In [57]:
import warnings

# Filter out the specific warning
warnings.filterwarnings("ignore", message="overflowing tokens are not returned for the setting you have chosen, i.e. sequence pairs with the 'longest_first' truncation strategy. So the returned list will always be empty even if some tokens have been removed.")

In [105]:
import requests
from bs4 import BeautifulSoup
from transformers import BertForQuestionAnswering, BertTokenizer
import torch

# Step 1: Web Scraping and preprocess
def fetch_and_scrape(url):
    response = requests.get(url)
    response.raise_for_status()  # Will raise an HTTPError for bad requests (4XX or 5XX)
    soup = BeautifulSoup(response.text, 'html.parser')
    text = ' '.join([p.text for p in soup.find_all('p')])  # Extract text from all paragraph tags
    return text

context = fetch_and_scrape('https://www.fisheries.noaa.gov/species/giant-manta-ray')

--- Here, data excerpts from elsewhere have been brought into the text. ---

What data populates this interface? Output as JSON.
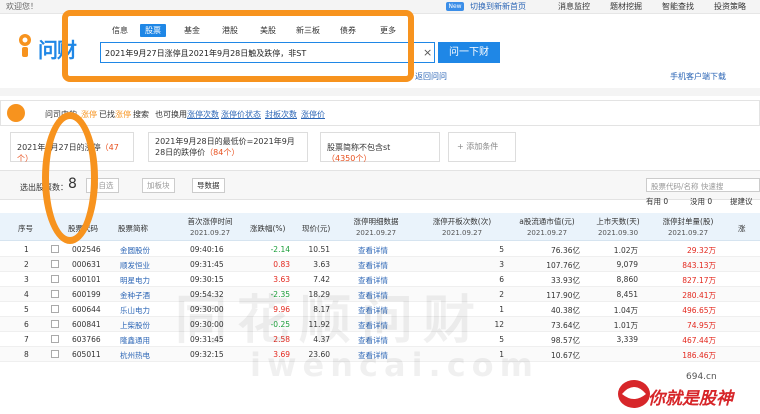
{
  "topbar": {
    "welcome": "欢迎您！",
    "new_badge": "New",
    "switch_link": "切换到新新首页",
    "links": [
      "消息监控",
      "题材挖掘",
      "智能查找",
      "投资策略"
    ]
  },
  "logo": {
    "text": "问财"
  },
  "search": {
    "tabs": [
      "信息",
      "股票",
      "基金",
      "港股",
      "美股",
      "新三板",
      "债券",
      "更多"
    ],
    "active_tab": "股票",
    "query": "2021年9月27日涨停且2021年9月28日触及跌停，非ST",
    "clear_icon": "×",
    "button": "问一下财",
    "link_under": "返回问问",
    "mobile_link": "手机客户端下载"
  },
  "hint": {
    "p1": "问司中的",
    "kw1": "涨停",
    "p2": "已找",
    "kw2": "涨停",
    "p3": "搜索",
    "p4": "也可换用",
    "links": [
      "涨停次数",
      "涨停价状态",
      "封板次数",
      "涨停价"
    ]
  },
  "conditions": [
    {
      "text": "2021年9月27日的涨停",
      "count": "（47个）"
    },
    {
      "text": "2021年9月28日的最低价=2021年9月28日的跌停价",
      "count": "（84个）"
    },
    {
      "text": "股票简称不包含st",
      "count": "（4350个）"
    }
  ],
  "add_condition": "+ 添加条件",
  "toolbar": {
    "selected_label": "选出股票数：",
    "selected_count": "8",
    "btn_add": "加自选",
    "btn_plate": "加板块",
    "btn_export": "导数据",
    "search_placeholder": "股票代码/名称 快速搜",
    "filters": [
      "有用 0",
      "没用 0",
      "提建议"
    ]
  },
  "table": {
    "headers": [
      {
        "label": "序号",
        "sub": ""
      },
      {
        "label": "股票代码",
        "sub": ""
      },
      {
        "label": "股票简称",
        "sub": ""
      },
      {
        "label": "首次涨停时间",
        "sub": "2021.09.27"
      },
      {
        "label": "涨跌幅(%)",
        "sub": ""
      },
      {
        "label": "现价(元)",
        "sub": ""
      },
      {
        "label": "涨停明细数据",
        "sub": "2021.09.27"
      },
      {
        "label": "涨停开板次数(次)",
        "sub": "2021.09.27"
      },
      {
        "label": "a股流通市值(元)",
        "sub": "2021.09.27"
      },
      {
        "label": "上市天数(天)",
        "sub": "2021.09.30"
      },
      {
        "label": "涨停封单量(股)",
        "sub": "2021.09.27"
      },
      {
        "label": "涨",
        "sub": ""
      }
    ],
    "rows": [
      {
        "idx": "1",
        "code": "002546",
        "name": "金圆股份",
        "time": "09:40:16",
        "chg": "-2.14",
        "price": "10.51",
        "detail": "查看详情",
        "opens": "5",
        "cap": "76.36亿",
        "days": "1.02万",
        "seal": "29.32万"
      },
      {
        "idx": "2",
        "code": "000631",
        "name": "顺发恒业",
        "time": "09:31:45",
        "chg": "0.83",
        "price": "3.63",
        "detail": "查看详情",
        "opens": "3",
        "cap": "107.76亿",
        "days": "9,079",
        "seal": "843.13万"
      },
      {
        "idx": "3",
        "code": "600101",
        "name": "明星电力",
        "time": "09:30:15",
        "chg": "3.63",
        "price": "7.42",
        "detail": "查看详情",
        "opens": "6",
        "cap": "33.93亿",
        "days": "8,860",
        "seal": "827.17万"
      },
      {
        "idx": "4",
        "code": "600199",
        "name": "金种子酒",
        "time": "09:54:32",
        "chg": "-2.35",
        "price": "18.29",
        "detail": "查看详情",
        "opens": "2",
        "cap": "117.90亿",
        "days": "8,451",
        "seal": "280.41万"
      },
      {
        "idx": "5",
        "code": "600644",
        "name": "乐山电力",
        "time": "09:30:00",
        "chg": "9.96",
        "price": "8.17",
        "detail": "查看详情",
        "opens": "1",
        "cap": "40.38亿",
        "days": "1.04万",
        "seal": "496.65万"
      },
      {
        "idx": "6",
        "code": "600841",
        "name": "上柴股份",
        "time": "09:30:00",
        "chg": "-0.25",
        "price": "11.92",
        "detail": "查看详情",
        "opens": "12",
        "cap": "73.64亿",
        "days": "1.01万",
        "seal": "74.95万"
      },
      {
        "idx": "7",
        "code": "603766",
        "name": "隆鑫通用",
        "time": "09:31:45",
        "chg": "2.58",
        "price": "4.37",
        "detail": "查看详情",
        "opens": "5",
        "cap": "98.57亿",
        "days": "3,339",
        "seal": "467.44万"
      },
      {
        "idx": "8",
        "code": "605011",
        "name": "杭州热电",
        "time": "09:32:15",
        "chg": "3.69",
        "price": "23.60",
        "detail": "查看详情",
        "opens": "1",
        "cap": "10.67亿",
        "days": "",
        "seal": "186.46万"
      }
    ]
  },
  "watermark": {
    "line1": "同花顺问财",
    "line2": "iwencai.com"
  },
  "corner": {
    "site": "694.cn",
    "text": "你就是股神"
  },
  "colors": {
    "accent": "#1f87e6",
    "highlight": "#f7931e",
    "up": "#e3281e",
    "down": "#1b9e3a"
  }
}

# Step 3: Load Pretrained Model
tokenizer = BertTokenizer.from_pretrained('bert-large-uncased-whole-word-masking-finetuned-squad')
model = BertForQuestionAnswering.from_pretrained('bert-large-uncased-whole-word-masking-finetuned-squad')

# Step 4: Tokenize Input
def tokenize_input(question, context):
    inputs = tokenizer(question, context, return_tensors="pt", max_length=512, truncation=True, padding=True, truncation_strategy = 'only_second')
    return inputs

# Step 5: Question Answering
# Define a function to extract the answer to a question from the BERT model's output
def get_answer(inputs):
    with torch.no_grad():
        outputs = model(**inputs)
        answer_start_scores = outputs.start_logits
        answer_end_scores = outputs.end_logits

    answer_start = torch.argmax(answer_start_scores)
    answer_end = torch.argmax(answer_end_scores) + 1

    answer = tokenizer.convert_tokens_to_string(
        tokenizer.convert_ids_to_tokens(inputs['input_ids'][0][answer_start:answer_end])
    )
    return answer


# Step 6: Extract Answer
def extract_answer(question, context):
    inputs = tokenize_input(question, context)
    answer = get_answer(inputs)
    return answer

# Step 7: Display Answers
def display_answer(question, answer):
    print("Question:", question)
    print("Answer:", answer)



Some weights of the model checkpoint at bert-large-uncased-whole-word-masking-finetuned-squad were not used when initializing BertForQuestionAnswering: ['bert.pooler.dense.bias', 'bert.pooler.dense.weight']
- This IS expected if you are initializing BertForQuestionAnswering from the checkpoint of a model trained on another task or with another architecture (e.g. initializing a BertForSequenceClassification model from a BertForPreTraining model).
- This IS NOT expected if you are initializing BertForQuestionAnswering from the checkpoint of a model that you expect to be exactly identical (initializing a BertForSequenceClassification model from a BertForSequenceClassification model).


In [106]:
question = 'What is the manta ray ?'
answer = extract_answer(question, context)
display_answer(question, answer)

Be aware, overflowing tokens are not returned for the setting you have chosen, i.e. sequence pairs with the 'longest_first' truncation strategy. So the returned list will always be empty even if some tokens have been removed.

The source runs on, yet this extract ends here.